The Future Is Ours
I ran for an hour and twenty-four minutes this morning listening to the same two songs over and over and over.
Taken together, REM’s “Living Well Is The Best Revenge” and “Man Sized Wreath” clock in at 5:44. Which means that in my ten and a half mile run south along the Hudson, east across Canal, then north along the East River, I listened to these two songs 14.65 times.
It wasn’t intentional; my iPod hadn’t synched my entire playlist (comprised of some twenty songs from the band’s entire catalogue). I didn’t discover said malfunction, of course, until somewhere around 42d Street. Too late.

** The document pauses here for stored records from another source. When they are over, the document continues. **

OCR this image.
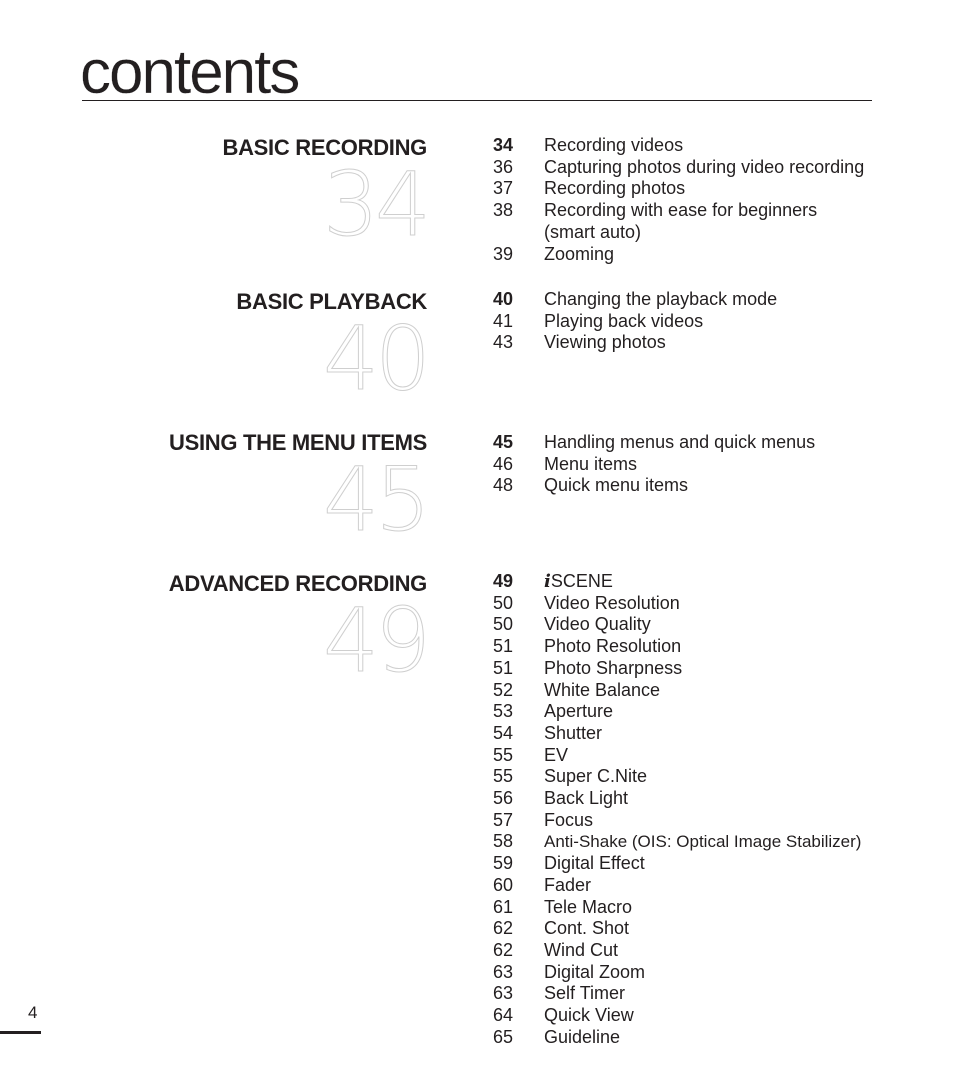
contents
BASIC RECORDING
34
34	Recording videos
36	Capturing photos during video recording
37	Recording photos
38	Recording with ease for beginners (smart auto)
39	Zooming
BASIC PLAYBACK
40
40	Changing the playback mode
41	Playing back videos
43	Viewing photos
USING THE MENU ITEMS
45
45	Handling menus and quick menus
46	Menu items
48	Quick menu items
ADVANCED RECORDING
49
49	iSCENE
50	Video Resolution
50	Video Quality
51	Photo Resolution
51	Photo Sharpness
52	White Balance
53	Aperture
54	Shutter
55	EV
55	Super C.Nite
56	Back Light
57	Focus
58	Anti-Shake (OIS: Optical Image Stabilizer)
59	Digital Effect
60	Fader
61	Tele Macro
62	Cont. Shot
62	Wind Cut
63	Digital Zoom
63	Self Timer
64	Quick View
65	Guideline
4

If I’m going to get stuck with two songs on repeat for an hour and a half run, though, these two tracks from the band’s new “Accelerate” might be pretty decent choices. They’re urgent, uptempo, aggressive tunes built from the stuff of all great rock songs: thunderous backbeats, blaring guitars, propulsive bass, and a singer who’s just a little over the top.

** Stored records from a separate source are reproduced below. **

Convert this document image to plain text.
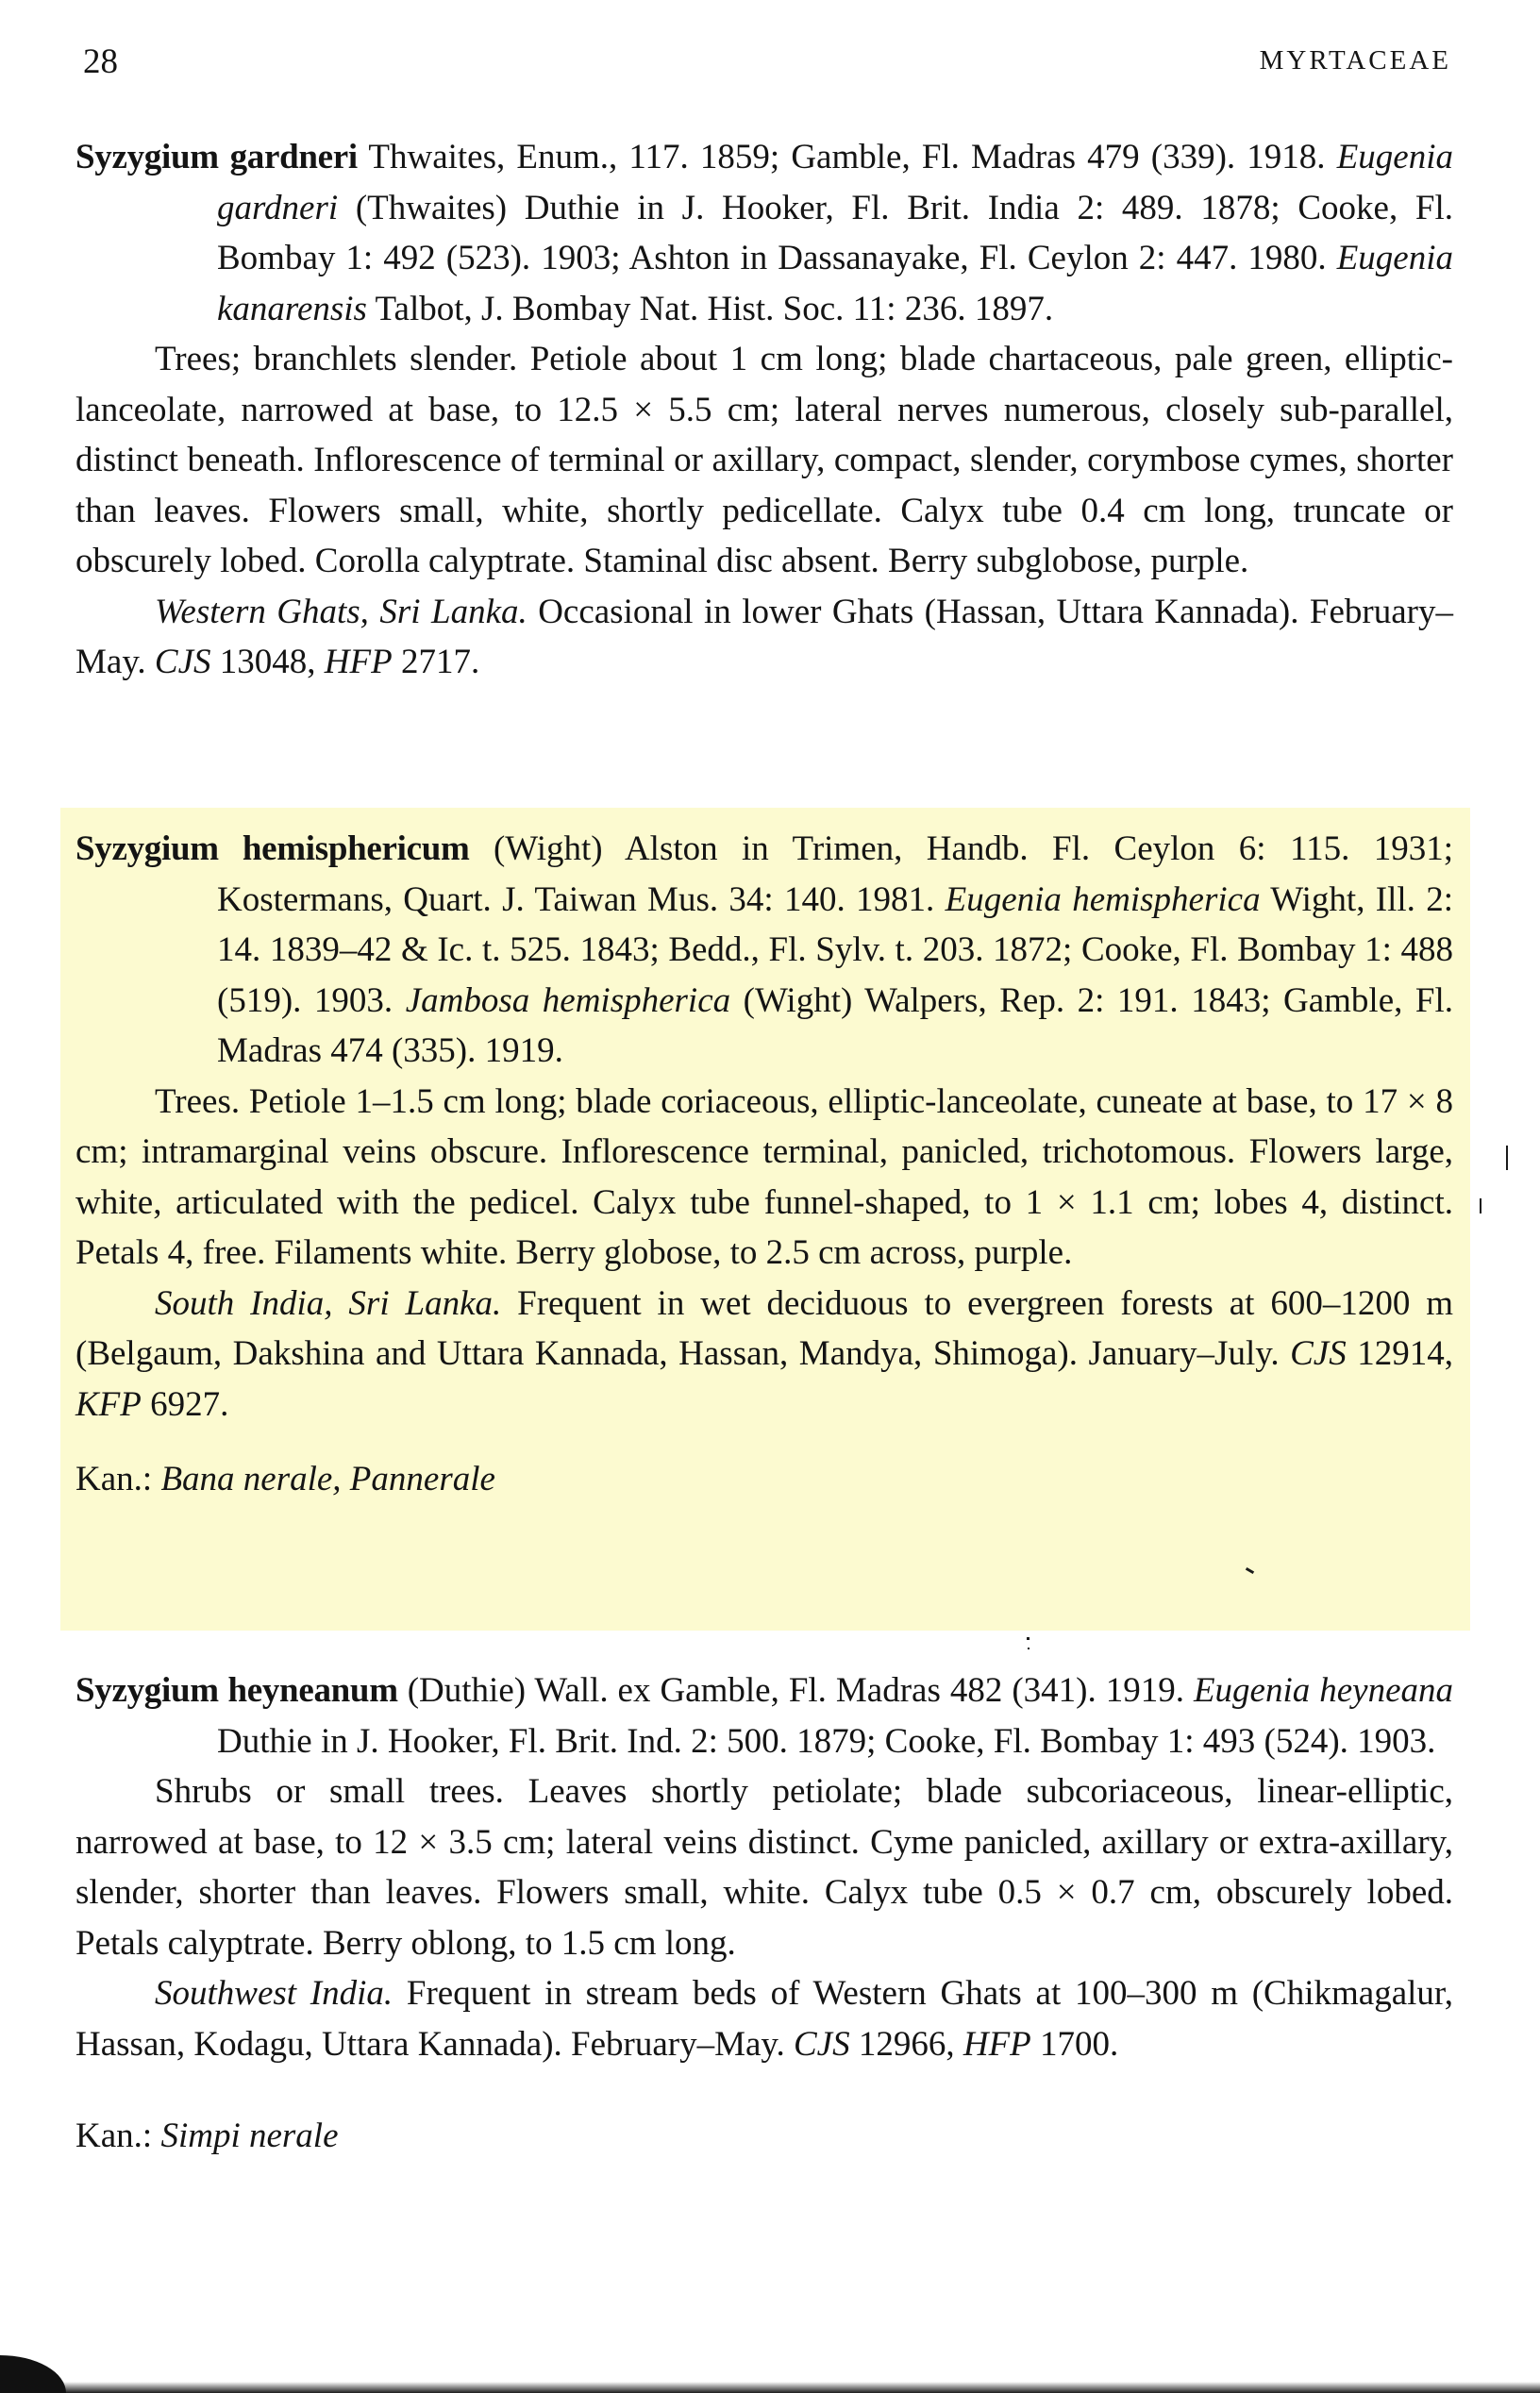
28	MYRTACEAE

Syzygium gardneri Thwaites, Enum., 117. 1859; Gamble, Fl. Madras 479 (339). 1918. Eugenia gardneri (Thwaites) Duthie in J. Hooker, Fl. Brit. India 2: 489. 1878; Cooke, Fl. Bombay 1: 492 (523). 1903; Ashton in Dassanayake, Fl. Ceylon 2: 447. 1980. Eugenia kanarensis Talbot, J. Bombay Nat. Hist. Soc. 11: 236. 1897.

Trees; branchlets slender. Petiole about 1 cm long; blade chartaceous, pale green, elliptic-lanceolate, narrowed at base, to 12.5 × 5.5 cm; lateral nerves numerous, closely sub-parallel, distinct beneath. Inflorescence of terminal or axillary, compact, slender, corymbose cymes, shorter than leaves. Flowers small, white, shortly pedicellate. Calyx tube 0.4 cm long, truncate or obscurely lobed. Corolla calyptrate. Staminal disc absent. Berry subglobose, purple.

Western Ghats, Sri Lanka. Occasional in lower Ghats (Hassan, Uttara Kannada). February–May. CJS 13048, HFP 2717.

Syzygium hemisphericum (Wight) Alston in Trimen, Handb. Fl. Ceylon 6: 115. 1931; Kostermans, Quart. J. Taiwan Mus. 34: 140. 1981. Eugenia hemispherica Wight, Ill. 2: 14. 1839–42 & Ic. t. 525. 1843; Bedd., Fl. Sylv. t. 203. 1872; Cooke, Fl. Bombay 1: 488 (519). 1903. Jambosa hemispherica (Wight) Walpers, Rep. 2: 191. 1843; Gamble, Fl. Madras 474 (335). 1919.

Trees. Petiole 1–1.5 cm long; blade coriaceous, elliptic-lanceolate, cuneate at base, to 17 × 8 cm; intramarginal veins obscure. Inflorescence terminal, panicled, trichotomous. Flowers large, white, articulated with the pedicel. Calyx tube funnel-shaped, to 1 × 1.1 cm; lobes 4, distinct. Petals 4, free. Filaments white. Berry globose, to 2.5 cm across, purple.

South India, Sri Lanka. Frequent in wet deciduous to evergreen forests at 600–1200 m (Belgaum, Dakshina and Uttara Kannada, Hassan, Mandya, Shimoga). January–July. CJS 12914, KFP 6927.

Kan.: Bana nerale, Pannerale

Syzygium heyneanum (Duthie) Wall. ex Gamble, Fl. Madras 482 (341). 1919. Eugenia heyneana Duthie in J. Hooker, Fl. Brit. Ind. 2: 500. 1879; Cooke, Fl. Bombay 1: 493 (524). 1903.

Shrubs or small trees. Leaves shortly petiolate; blade subcoriaceous, linear-elliptic, narrowed at base, to 12 × 3.5 cm; lateral veins distinct. Cyme panicled, axillary or extra-axillary, slender, shorter than leaves. Flowers small, white. Calyx tube 0.5 × 0.7 cm, obscurely lobed. Petals calyptrate. Berry oblong, to 1.5 cm long.

Southwest India. Frequent in stream beds of Western Ghats at 100–300 m (Chikmagalur, Hassan, Kodagu, Uttara Kannada). February–May. CJS 12966, HFP 1700.

Kan.: Simpi nerale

Michael Stipe sounds like a pissed off couch potato. He’s had it with the thousand channel universe (“pageantry of empty gestures”), cable news punditry (“let’s hear that argument again on camera three, go now!”), and a culture of apathy (“everybody looking like they just don’t care”) and celebrity obsession (“all your sad and lost apostles”).
I share Michael’s politics, though not his anger. Not this morning, anyway.
By the time I hit Chinatown, my soundtrack had become something of a drone. Grand Street was bustling. I jogged in the street; the sidewalk was too crowded with morning shoppers. I dodged delivery vans and cabs, sidestepping hand trucks and palettes. The air smelled like ice and fish and cold soil.
From a narrow pathway between the FDR and a ConEd pumping station, the East River widens significantly above 14th Street. At Turtle Bay, the entire East Side — Midtown, the United Nations, the 59th Street Bridge — opens up in before you. This morning, a low layer of clouds was obscuring most of it.
There, across the wide, diamond-strewn river, only the great art deco spire of The Empire State Building broke through the whispy fog. It really was something to behold, that great tower piercing the sky. For a moment, I could imagine a dirigible the size of a city block moored there. For a moment, I could imagine the city in 1931: flush with ambition, opportunity, and hope.
Just then, Michael sang, “The future is ours!” And I accelerated towards home.